De acordo com o chefe de Polícia, delegado Heraldo Guerreiro, a expectativa é inaugurar o espaço até o final deste mês. O local receberá as equipes do plantão da Delegacia Especializada de Atendimento à Mulher (Deam), que atualmente opera no Palácio da Polícia, somando seis plantonistas no turno da noite e outros sete durante o dia.
“Vamos oferecer ao público uma unidade mais ampla e moderna, com cartórios, acolhimento e escuta especializada.
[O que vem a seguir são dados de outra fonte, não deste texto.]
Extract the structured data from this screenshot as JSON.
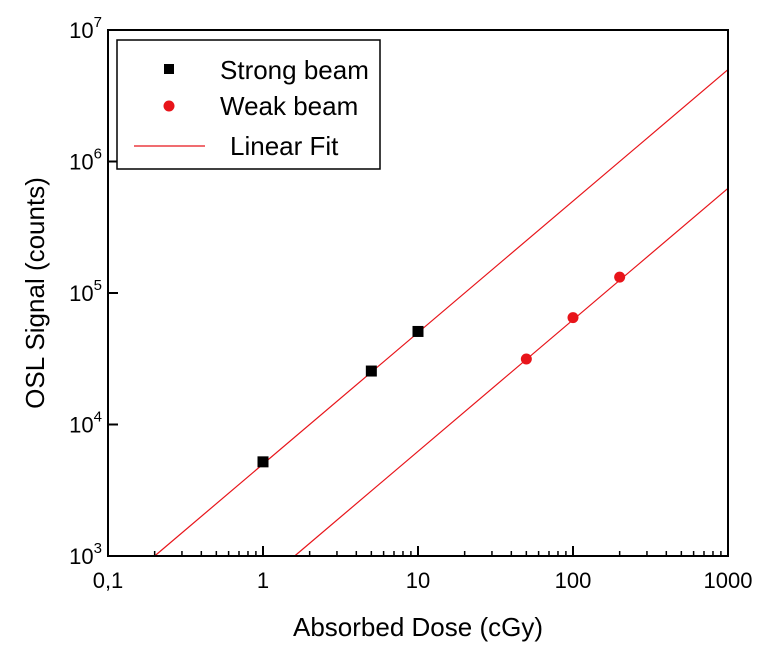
{
  "chart_data": {
    "type": "scatter",
    "title": "",
    "xlabel": "Absorbed Dose (cGy)",
    "ylabel": "OSL Signal (counts)",
    "xscale": "log",
    "yscale": "log",
    "xlim": [
      0.1,
      1000
    ],
    "ylim": [
      1000,
      10000000
    ],
    "x_tick_labels": [
      "0,1",
      "1",
      "10",
      "100",
      "1000"
    ],
    "y_tick_labels": [
      {
        "base": "10",
        "exp": "3"
      },
      {
        "base": "10",
        "exp": "4"
      },
      {
        "base": "10",
        "exp": "5"
      },
      {
        "base": "10",
        "exp": "6"
      },
      {
        "base": "10",
        "exp": "7"
      }
    ],
    "grid": false,
    "legend_position": "top-left",
    "series": [
      {
        "name": "Strong beam",
        "marker": "square",
        "color": "#000000",
        "x": [
          1,
          5,
          10
        ],
        "y": [
          5200,
          25500,
          51000
        ]
      },
      {
        "name": "Weak beam",
        "marker": "circle",
        "color": "#e8141a",
        "x": [
          50,
          100,
          200
        ],
        "y": [
          31500,
          65000,
          132000
        ]
      }
    ],
    "fits": [
      {
        "name": "Linear Fit",
        "color": "#e8141a",
        "x": [
          0.2,
          1000
        ],
        "y": [
          1000,
          5000000
        ]
      },
      {
        "name": "Linear Fit",
        "color": "#e8141a",
        "x": [
          1.6,
          1000
        ],
        "y": [
          1000,
          625000
        ]
      }
    ],
    "legend": [
      {
        "label": "Strong beam",
        "symbol": "square"
      },
      {
        "label": "Weak beam",
        "symbol": "circle"
      },
      {
        "label": "Linear Fit",
        "symbol": "line"
      }
    ]
  }
}
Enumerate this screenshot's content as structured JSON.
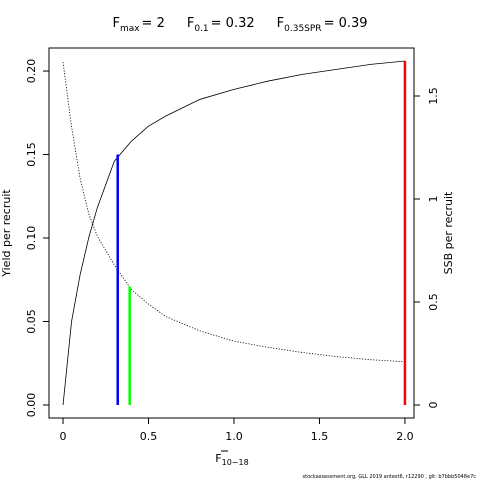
{
  "chart_data": {
    "type": "line",
    "reference_points": [
      {
        "label": "F",
        "subscript": "max",
        "value": 2,
        "value_label": "= 2",
        "color": "#ff0000",
        "height": 0.206
      },
      {
        "label": "F",
        "subscript": "0.1",
        "value": 0.32,
        "value_label": "= 0.32",
        "color": "#0000ff",
        "height": 0.15
      },
      {
        "label": "F",
        "subscript": "0.35SPR",
        "value": 0.39,
        "value_label": "= 0.39",
        "color": "#00ff00",
        "height": 0.071
      }
    ],
    "xlabel": "F",
    "xlabel_subscript": "10−18",
    "ylabel": "Yield per recruit",
    "y2label": "SSB per recruit",
    "footnote": "stockassessment.org, GLL 2019 antest6, r12290 , git: b7bbb5048e7c",
    "x": [
      0,
      0.05,
      0.1,
      0.15,
      0.2,
      0.3,
      0.4,
      0.5,
      0.6,
      0.8,
      1.0,
      1.2,
      1.4,
      1.6,
      1.8,
      2.0
    ],
    "series": [
      {
        "color": "#000000",
        "dash": "solid",
        "axis": "y",
        "values": [
          0,
          0.05,
          0.078,
          0.1,
          0.118,
          0.146,
          0.158,
          0.167,
          0.173,
          0.183,
          0.189,
          0.194,
          0.198,
          0.201,
          0.204,
          0.206
        ]
      },
      {
        "color": "#000000",
        "dash": "dotted",
        "axis": "y2",
        "values": [
          1.665,
          1.35,
          1.1,
          0.93,
          0.82,
          0.68,
          0.56,
          0.49,
          0.43,
          0.36,
          0.31,
          0.28,
          0.255,
          0.235,
          0.22,
          0.21
        ]
      }
    ],
    "xlim": [
      -0.082,
      2.053
    ],
    "ylim": [
      -0.0078,
      0.2138
    ],
    "y2lim": [
      -0.063,
      1.733
    ],
    "xticks": [
      0,
      {
        "value": 0.5,
        "label": "0.5"
      },
      {
        "value": 1,
        "label": "1.0"
      },
      {
        "value": 1.5,
        "label": "1.5"
      },
      {
        "value": 2,
        "label": "2.0"
      }
    ],
    "yticks": [
      {
        "value": 0,
        "label": "0.00"
      },
      {
        "value": 0.05,
        "label": "0.05"
      },
      {
        "value": 0.1,
        "label": "0.10"
      },
      {
        "value": 0.15,
        "label": "0.15"
      },
      {
        "value": 0.2,
        "label": "0.20"
      }
    ],
    "y2ticks": [
      0,
      0.5,
      1,
      1.5
    ]
  }
}
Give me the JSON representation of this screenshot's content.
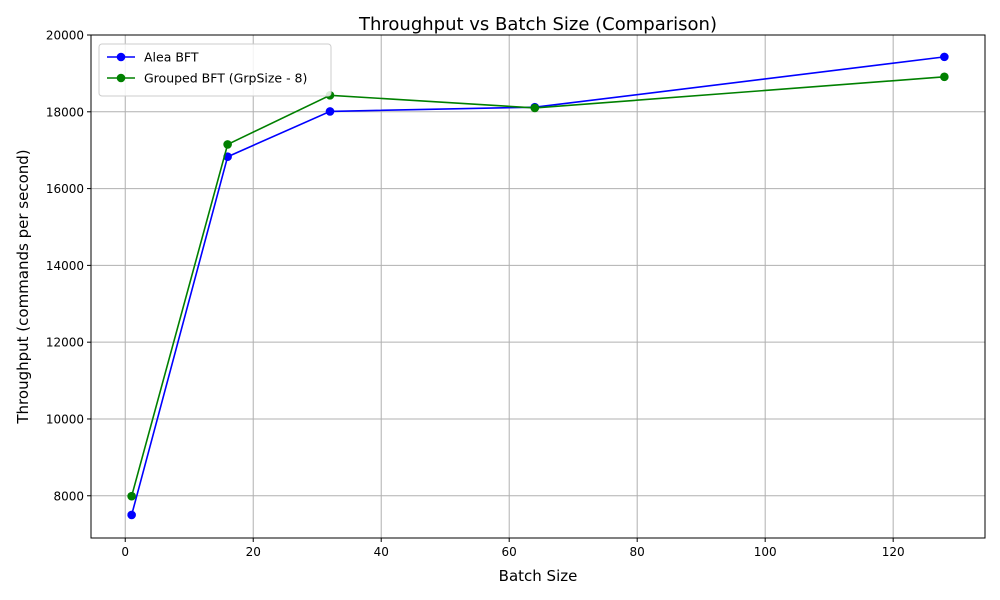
{
  "chart_data": {
    "type": "line",
    "title": "Throughput vs Batch Size (Comparison)",
    "xlabel": "Batch Size",
    "ylabel": "Throughput (commands per second)",
    "xlim": [
      -5.35,
      134.35
    ],
    "ylim": [
      6900,
      20000
    ],
    "xticks": [
      0,
      20,
      40,
      60,
      80,
      100,
      120
    ],
    "yticks": [
      8000,
      10000,
      12000,
      14000,
      16000,
      18000,
      20000
    ],
    "grid": true,
    "legend_position": "top-left",
    "series": [
      {
        "name": "Alea BFT",
        "color": "#0000ff",
        "x": [
          1,
          16,
          32,
          64,
          128
        ],
        "y": [
          7500,
          16830,
          18010,
          18120,
          19430
        ]
      },
      {
        "name": "Grouped BFT (GrpSize - 8)",
        "color": "#008000",
        "x": [
          1,
          16,
          32,
          64,
          128
        ],
        "y": [
          7990,
          17150,
          18430,
          18100,
          18910
        ]
      }
    ]
  }
}
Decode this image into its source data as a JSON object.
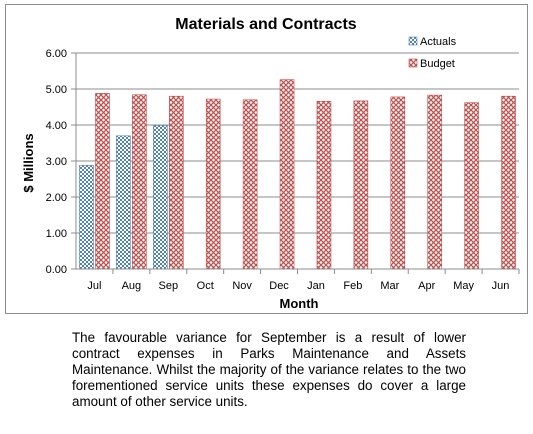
{
  "chart_data": {
    "type": "bar",
    "title": "Materials and Contracts",
    "xlabel": "Month",
    "ylabel": "$ Millions",
    "categories": [
      "Jul",
      "Aug",
      "Sep",
      "Oct",
      "Nov",
      "Dec",
      "Jan",
      "Feb",
      "Mar",
      "Apr",
      "May",
      "Jun"
    ],
    "series": [
      {
        "name": "Actuals",
        "color": "#4f81bd",
        "values": [
          2.88,
          3.7,
          3.99,
          null,
          null,
          null,
          null,
          null,
          null,
          null,
          null,
          null
        ]
      },
      {
        "name": "Budget",
        "color": "#c0504d",
        "values": [
          4.88,
          4.84,
          4.8,
          4.72,
          4.7,
          5.26,
          4.66,
          4.67,
          4.78,
          4.83,
          4.62,
          4.8
        ]
      }
    ],
    "ylim": [
      0,
      6
    ],
    "yticks": [
      "0.00",
      "1.00",
      "2.00",
      "3.00",
      "4.00",
      "5.00",
      "6.00"
    ],
    "grid": true,
    "legend": "top-right"
  },
  "caption": "The favourable variance for September is a result of lower contract expenses in Parks Maintenance and Assets Maintenance. Whilst the majority of the variance relates to the two forementioned service units these expenses do cover a large amount of other service units."
}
É um projeto feito exclusivamente às vítimas, garantindo a total segurança delas. A sociedade terá um atendimento ainda mais qualificado”, enfatiza o chefe de Polícia.
O diretor do Departamento Estadual de Proteção a Grupos Vulneráveis (DPGV), delegado Juliano Ferreira adiciona que a nova estrutura impedirá contatos entre agressor e vítima. “Não tenho dúvidas que as mulheres terão suporte integral. Além da polícia judiciária, haverá serviços de assistência social e Defensoria Pública, com suporte psicológico adequado. Somado a isso, agressor e vítima vão ficar totalmente isolados um do outro, que é algo fundamental.”
A Cootravipa, que havia atuado na limpeza, capina e roçada para preparar o espaço antes do início das obras, retornou para realizar uma nova etapa da ação, necessária antes da entrada dos móveis e da organização interna da estrutura. Depois da instalação do mobiliário e da finalização dos ajustes internos, ainda fará limpeza final.
O trabalho inclui higienização dos ambientes e preparação dos espaços para receber servidores, equipamentos e o público atendido pela unidade. “Participar de um projeto como esse é também contribuir para que um espaço sem uso passe a acolher mulheres em situação de vulnerabilidade. A cooperativa acompanha diferentes etapas dessa transformação e entende a importância social dessa entrega para a cidade”, afirma a presidente da Cootravipa, Imanjara Marques de Paula.